Despite the attention the couple received in the 1960s from the entertainment press, Woodward also showed that she had the ability to strike out on her own. Going against her usual choice of movie, she won the title role in The Stripper (1963), originally planned as a vehicle for the sexy star Marilyn Monroe, who died of a drug overdose in 1962. Yet even as a young actress, Woodward generally shied away from fashionable, glamorous roles. In many ways she had a dual career in the 1960s. On the one hand, she was a sought-after celebrity, yet she also was interested in popular 1960s causes, such as raising public awareness of women's lives at a time when their needs were often ignored. Beginning with her debut in Count Three and Pray, in which she plays a "wild" girl who is "civilized" by an attractive parson, Woodward was drawn to spirited characters. In the 1960s she often played women whose inner lives remain hidden from the outside world.

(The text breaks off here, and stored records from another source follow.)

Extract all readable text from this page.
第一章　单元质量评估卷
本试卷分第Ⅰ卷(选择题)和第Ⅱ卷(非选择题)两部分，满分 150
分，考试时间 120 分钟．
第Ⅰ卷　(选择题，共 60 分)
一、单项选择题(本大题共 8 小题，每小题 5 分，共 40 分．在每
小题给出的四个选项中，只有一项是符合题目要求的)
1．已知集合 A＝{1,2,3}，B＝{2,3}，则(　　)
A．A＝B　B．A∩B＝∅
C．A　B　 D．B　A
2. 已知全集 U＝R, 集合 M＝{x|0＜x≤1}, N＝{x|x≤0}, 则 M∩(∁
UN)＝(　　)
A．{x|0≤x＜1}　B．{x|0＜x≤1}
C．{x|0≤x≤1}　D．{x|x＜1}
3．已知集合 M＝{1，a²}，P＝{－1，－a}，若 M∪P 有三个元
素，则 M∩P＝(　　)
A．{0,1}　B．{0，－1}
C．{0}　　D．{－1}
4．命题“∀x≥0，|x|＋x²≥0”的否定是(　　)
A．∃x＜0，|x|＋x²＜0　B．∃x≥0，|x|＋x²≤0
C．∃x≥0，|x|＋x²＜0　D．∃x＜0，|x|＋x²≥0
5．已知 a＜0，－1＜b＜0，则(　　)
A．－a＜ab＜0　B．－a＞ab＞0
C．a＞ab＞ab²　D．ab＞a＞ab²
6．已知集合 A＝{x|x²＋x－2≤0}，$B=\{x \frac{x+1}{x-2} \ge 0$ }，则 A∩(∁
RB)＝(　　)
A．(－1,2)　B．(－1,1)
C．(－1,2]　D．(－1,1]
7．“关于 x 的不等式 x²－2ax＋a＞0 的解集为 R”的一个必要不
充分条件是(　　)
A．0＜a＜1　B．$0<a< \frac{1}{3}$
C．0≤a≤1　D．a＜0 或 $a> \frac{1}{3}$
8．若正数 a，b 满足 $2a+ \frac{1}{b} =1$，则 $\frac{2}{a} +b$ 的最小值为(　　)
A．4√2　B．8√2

As in Rachel, Rachel, these are often women whose spirit has survived an otherwise monotonous and conventional life.

During the 1960s Woodward built a reputation as an actress capable of sustaining mood through accurate, detailed characterization. She has won or been nominated for many awards. Her performance in Rachel, Rachel won her the New York Film Critics' best actress award and the Golden Globe. Since then she has won best actress accolades from the Cannes Film Festival, the British Academy, and twice more from the New York Film Critics. Woodward and Newman undeniably have benefited professionally from their relationship. They starred in some of the biggest movie hits of the 1960s, and Rachel, Rachel and The Effect of Gamma Rays on Man-in-the-Moon Marigolds (1972) are representative of Newman's finest work as director. In 1992 they were jointly awarded the Kennedy Center honors for lifetime achievement in the performing arts. Both Woodward and Newman have long been concerned with charitable causes, such as Save the Children and research into Alzheimer's disease and diseases of childhood. Woodward is artistic director of the Westport County Playhouse in her hometown of Westport, Connecticut.

Biographical information about Woodward is available in Joe Morella and Edward Z. Epstein, Paul and Joanne: A Biography of Paul Newman and Joanne Woodward (1988), and Susan Netter, Paul Newman and Joanne Woodward (1989). Biographical articles include David McGillivray, "Joanne Woodward," in Films and Filming (Oct. 1984); Maureen Dowd, "Paul Newman and Joanne Woodward: A Lifetime of Shared Passions," in McCall's (Jan. 1991); and Steve Vineberg, "Joanne Woodward: From The Stripper to Mrs. Bridge, a Master Manipulator of Mood," in American Film (Nov.–Dec. 1991).